The Obstacle Race | Page 8

Ethel May Dell
III
MAGIC

The scent of the gorse in the evening dew was as incense offered to the
stars. To Juliet, wandering forth in the twilight after supper with
Columbus, the exquisite fragrance was almost intoxicating. It seemed
to drug the senses. She went along the path at the top of the cliff as one
in a dream.
The sea was like a dream-sea also, silver under the stars, barely rippling
against the shingle, immensely and mysteriously calm. She went on and
on, scarcely feeling the ground beneath her feet, moving through an
atmosphere of pure magic, all her pulses thrilling to the wonder of the
night.
Suddenly, from somewhere not far distant among the gorse bushes,
there came a sound. She stopped, and it seemed to her that all the world
stopped with her to hear the first soft trill of a nightingale through the
tender dusk. It went into silence, but it left her heart throbbing strangely.
Surely--surely there was magic all around her! That bird-voice in the
silence thrilled her through and through. She stood spell-bound, waiting
for the enchanted music to fill her soul. There followed a few liquid
notes, and then there came a far-off, flute-like call, gradually swelling,
gradually drawing nearer, so pure, so wild, so full of ecstasy, that she
almost felt as if it were more than she could bear. It broke at last in a
crystal shower of song, and she turned and looked out over the
glittering sea and asked herself if it could be real. It was as if a spirit
had called to her out of the summer night.
Then Columbus came careering along the path in fevered search of her,
and quite suddenly, like the closing of a lid, the magic sounds vanished
into a deep silence.
"Oh, Columbus!" his mistress murmured reproachfully. "You've
stopped the music!"
Columbus responded by planting his paws against her, and giving her a
vigorous push. There was decidedly more of common sense than poetry
in his composition. The passion for exploring which had earned him his
name was his main characteristic, and he wanted to get as far as
possible before the time arrived to turn back.

She yielded to his persuasion, and walked on up the path with her face
to the shimmering sea. For some reason she felt divinely happy, as if
she had drunk of the wine of the gods. It had been so wonderful--that
song of starlight and of Spring.
It was very warm, and she wore neither hat nor wrap. If she had come
out in a bathing-dress, no one would have known, she reflected.
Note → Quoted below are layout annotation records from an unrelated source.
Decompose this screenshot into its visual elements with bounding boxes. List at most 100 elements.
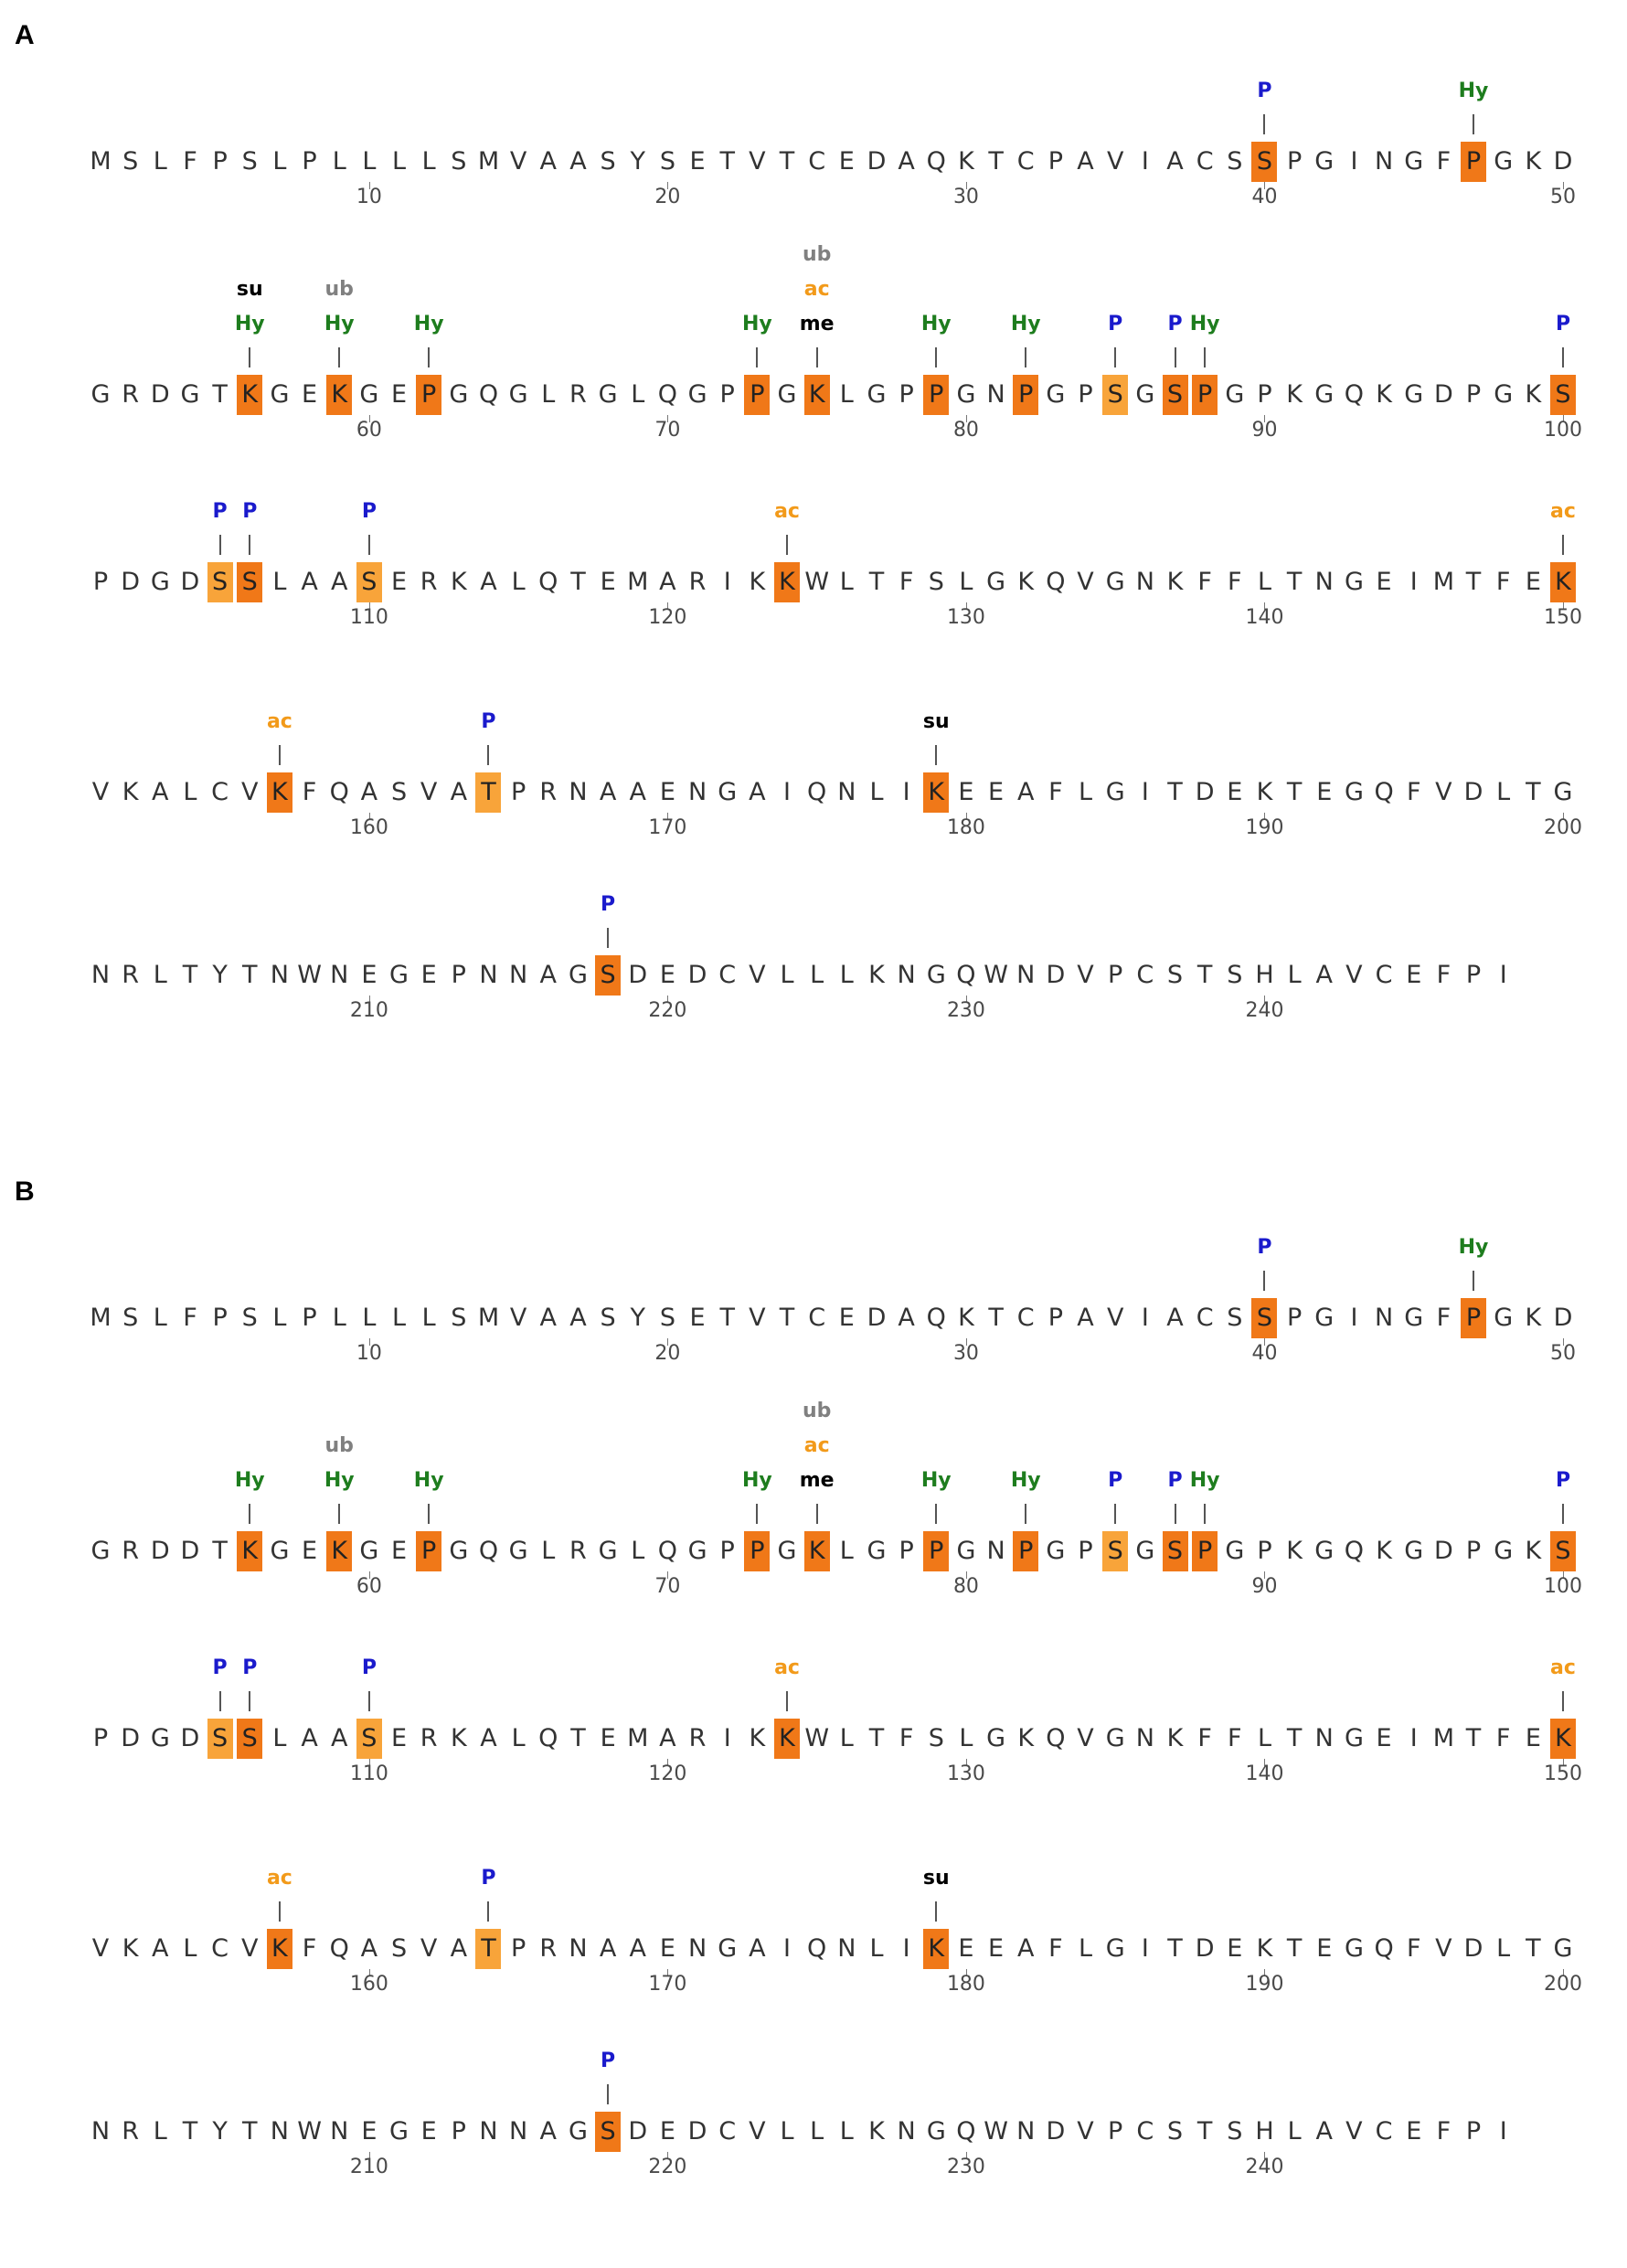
residue: E [420,2117,437,2146]
residue: G [867,380,887,409]
modification-connector [218,535,221,555]
residue: F [1436,1304,1452,1332]
residue: L [272,147,287,176]
residue: S [451,1304,467,1332]
residue: T [988,147,1004,176]
residue: P [1078,380,1093,409]
residue: E [659,961,675,989]
modification-label: Hy [920,1469,952,1492]
residue: I [902,1934,910,1963]
tick-label: 30 [952,186,979,208]
residue: D [180,1724,200,1752]
residue: E [1525,1724,1541,1752]
residue: K [122,778,139,806]
residue: G [1494,147,1514,176]
modified-residue: S [207,562,233,602]
residue: A [629,778,646,806]
residue: I [1141,1934,1149,1963]
residue: A [599,1934,617,1963]
residue: E [1376,1724,1392,1752]
modified-residue: S [1102,375,1129,415]
modified-residue: K [803,1531,830,1571]
residue: D [1553,1304,1573,1332]
tick-label: 210 [349,2156,388,2178]
residue: N [479,961,498,989]
residue: T [868,1724,885,1752]
residue: A [301,1724,318,1752]
tick-mark [1563,1571,1564,1579]
modified-residue: K [923,772,950,813]
tick-label: 100 [1544,1575,1582,1598]
modification-connector [1174,1504,1176,1524]
residue: D [867,147,887,176]
modification-label: Hy [234,313,265,335]
modification-label: Hy [324,313,355,335]
modification-connector [607,928,610,948]
panel-label: B [15,1177,35,1207]
residue: G [1314,1537,1335,1565]
residue: D [867,1304,887,1332]
residue: S [600,147,616,176]
residue: L [839,1537,854,1565]
residue: T [988,1304,1004,1332]
residue: V [420,778,438,806]
tick-mark [667,602,669,610]
modification-connector [935,1901,938,1922]
residue: A [480,568,497,596]
residue: D [1195,778,1215,806]
residue: L [839,2117,854,2146]
residue: Q [1046,1724,1066,1752]
modification-label: ac [803,1434,830,1457]
residue: E [600,1724,616,1752]
residue: M [90,147,112,176]
tick-mark [368,415,370,422]
residue: L [541,1537,556,1565]
modified-residue: S [207,1719,233,1759]
residue: A [569,1304,587,1332]
residue: V [1077,568,1094,596]
residue: K [122,1934,139,1963]
tick-label: 70 [654,419,681,442]
residue: G [598,1537,618,1565]
tick-mark [1264,813,1266,820]
residue: L [153,2117,167,2146]
residue: N [90,961,111,989]
residue: T [1286,1724,1303,1752]
residue: Q [807,1934,827,1963]
modified-residue: P [923,375,950,415]
modification-connector [1562,1504,1564,1524]
tick-label: 180 [946,816,985,839]
modification-label: P [1555,313,1571,335]
modification-connector [935,347,938,367]
tick-mark [667,182,669,189]
tick-mark [1264,182,1266,189]
residue: F [1495,568,1511,596]
modification-label: ac [1550,1656,1576,1679]
residue: P [1465,380,1482,409]
residue: E [689,147,706,176]
residue: G [1404,1537,1424,1565]
residue: E [361,961,378,989]
residue: D [1046,2117,1066,2146]
residue: S [659,147,675,176]
residue: R [569,1537,587,1565]
residue: P [1108,2117,1123,2146]
residue: G [150,1724,170,1752]
residue: F [1406,778,1421,806]
residue: N [330,961,349,989]
residue: Q [1046,568,1066,596]
modification-connector [1473,1271,1475,1291]
tick-label: 240 [1245,2156,1284,2178]
residue: P [899,1537,914,1565]
residue: R [122,1537,140,1565]
modification-label: ac [774,1656,800,1679]
residue: D [1553,147,1573,176]
residue: S [390,778,408,806]
residue: K [749,568,766,596]
residue: H [1255,2117,1274,2146]
modification-connector [1473,114,1475,134]
residue: G [687,1537,707,1565]
residue: A [539,147,558,176]
residue: L [272,568,287,596]
residue: E [1316,1934,1333,1963]
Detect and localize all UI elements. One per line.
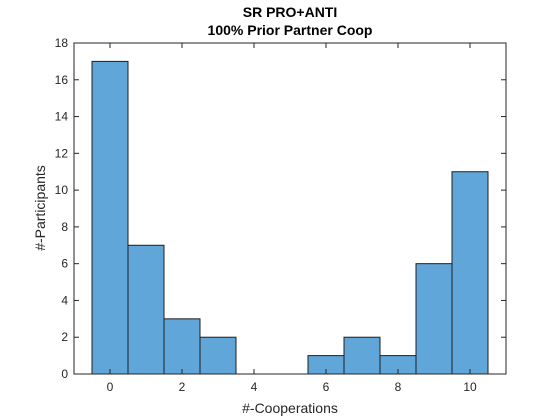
histogram-bar xyxy=(163,318,201,375)
y-tick-label: 14 xyxy=(55,110,69,124)
x-tick-label: 4 xyxy=(251,380,258,394)
chart-title: SR PRO+ANTI xyxy=(243,4,338,20)
y-tick-label: 0 xyxy=(61,367,68,381)
y-tick-label: 4 xyxy=(61,293,68,307)
histogram-bar xyxy=(451,171,489,375)
y-tick-label: 16 xyxy=(55,73,69,87)
x-tick-label: 2 xyxy=(179,380,186,394)
histogram-bar xyxy=(91,60,129,375)
y-tick-label: 10 xyxy=(55,183,69,197)
ticks-group: 0 2 4 6 8 10 0 2 4 6 8 10 12 14 16 18 xyxy=(55,36,506,394)
histogram-bar xyxy=(415,263,453,375)
y-tick-label: 18 xyxy=(55,36,69,50)
x-tick-label: 6 xyxy=(323,380,330,394)
axes-group xyxy=(73,42,507,375)
x-tick-label: 10 xyxy=(463,380,477,394)
y-tick-label: 6 xyxy=(61,257,68,271)
y-tick-label: 2 xyxy=(61,330,68,344)
histogram-bar xyxy=(343,336,381,375)
y-axis-label: #-Participants xyxy=(32,165,48,251)
histogram-bar xyxy=(199,336,237,375)
y-tick-label: 12 xyxy=(55,146,69,160)
y-tick-label: 8 xyxy=(61,220,68,234)
x-tick-label: 0 xyxy=(107,380,114,394)
chart-subtitle: 100% Prior Partner Coop xyxy=(208,22,373,38)
bars-group xyxy=(91,60,489,375)
axes-box xyxy=(73,42,507,375)
x-axis-label: #-Cooperations xyxy=(242,400,338,416)
x-tick-label: 8 xyxy=(395,380,402,394)
histogram-bar xyxy=(127,244,165,375)
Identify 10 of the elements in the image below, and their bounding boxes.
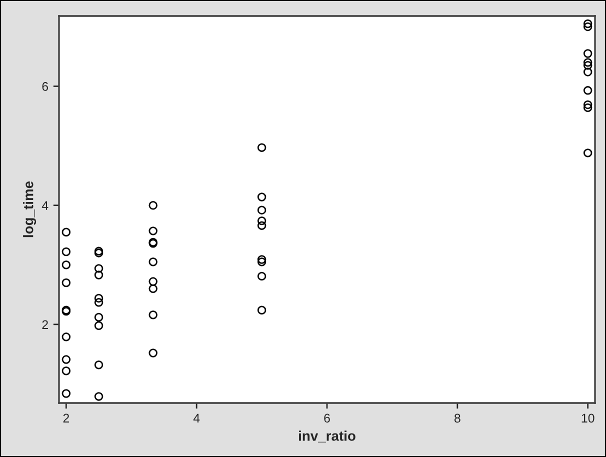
x-tick-label: 4 (193, 414, 200, 422)
y-tick-label: 2 (42, 320, 48, 329)
y-tick-label: 4 (42, 201, 48, 210)
x-tick-label: 2 (63, 414, 70, 422)
x-axis-title: inv_ratio (299, 430, 356, 442)
x-tick-label: 8 (454, 414, 460, 423)
y-tick-label: 6 (42, 82, 48, 91)
y-axis-title: log_time (23, 181, 36, 238)
x-tick-label: 10 (582, 414, 594, 423)
x-tick-label: 6 (324, 414, 330, 423)
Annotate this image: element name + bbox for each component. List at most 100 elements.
But in
this she was wrong, for presently, as she sauntered along, she became
aware of a faint scent other than the wonderful cocoa-nut perfume of
the gorse bushes--a scent that made her aware of the presence of
another human being in that magic place.
She looked about for him with a faint smile on her lips, but the
cliff-path ran empty before her, ascending in a series of fairly stiff
climbs to the brow of High Shale Point. Columbus hurried along ahead
of her as if he had made up his mind to reach the top at all costs. But
Juliet had no intention of mounting to the summit of the frowning cliff
that night. She had a vagrant desire to track that elusive scent, but even
that, it seemed was not to be satisfied, and at length she stopped again
and sent a summoning whistle after Columbus.
It was almost at the same moment that there came from behind her a
sound that shattered all the fairy romance of the night at a blow. She
turned sharply, and immediately, like a fiendish chorus, it came again
spreading and echoing along the cliffs--the yelling of drunken laughter.
Several men were coming along the path that she had travelled. She
saw them vaguely in the dimness a little way below her, and realized
that her retreat in that direction was cut off. Swiftly she considered the
position, for there was no time to be lost. To pursue the path would be
to go farther and farther away from the village and civilization, but for
the moment she saw no other course. On one hand the gorse bushes
made a practically impenetrable rampart, and on the other the cliff
overhung the shore which at that point was nearly two hundred feet
below. From where she stood, no way of escape presented itself, and
she turned in despair to follow the path a little farther. But as she did so,
she heard another wild shout from behind her, and it flashed upon her
with a stab of dismay that her light dress had betrayed her. She had

been sighted by the intruders, and they were pursuing her.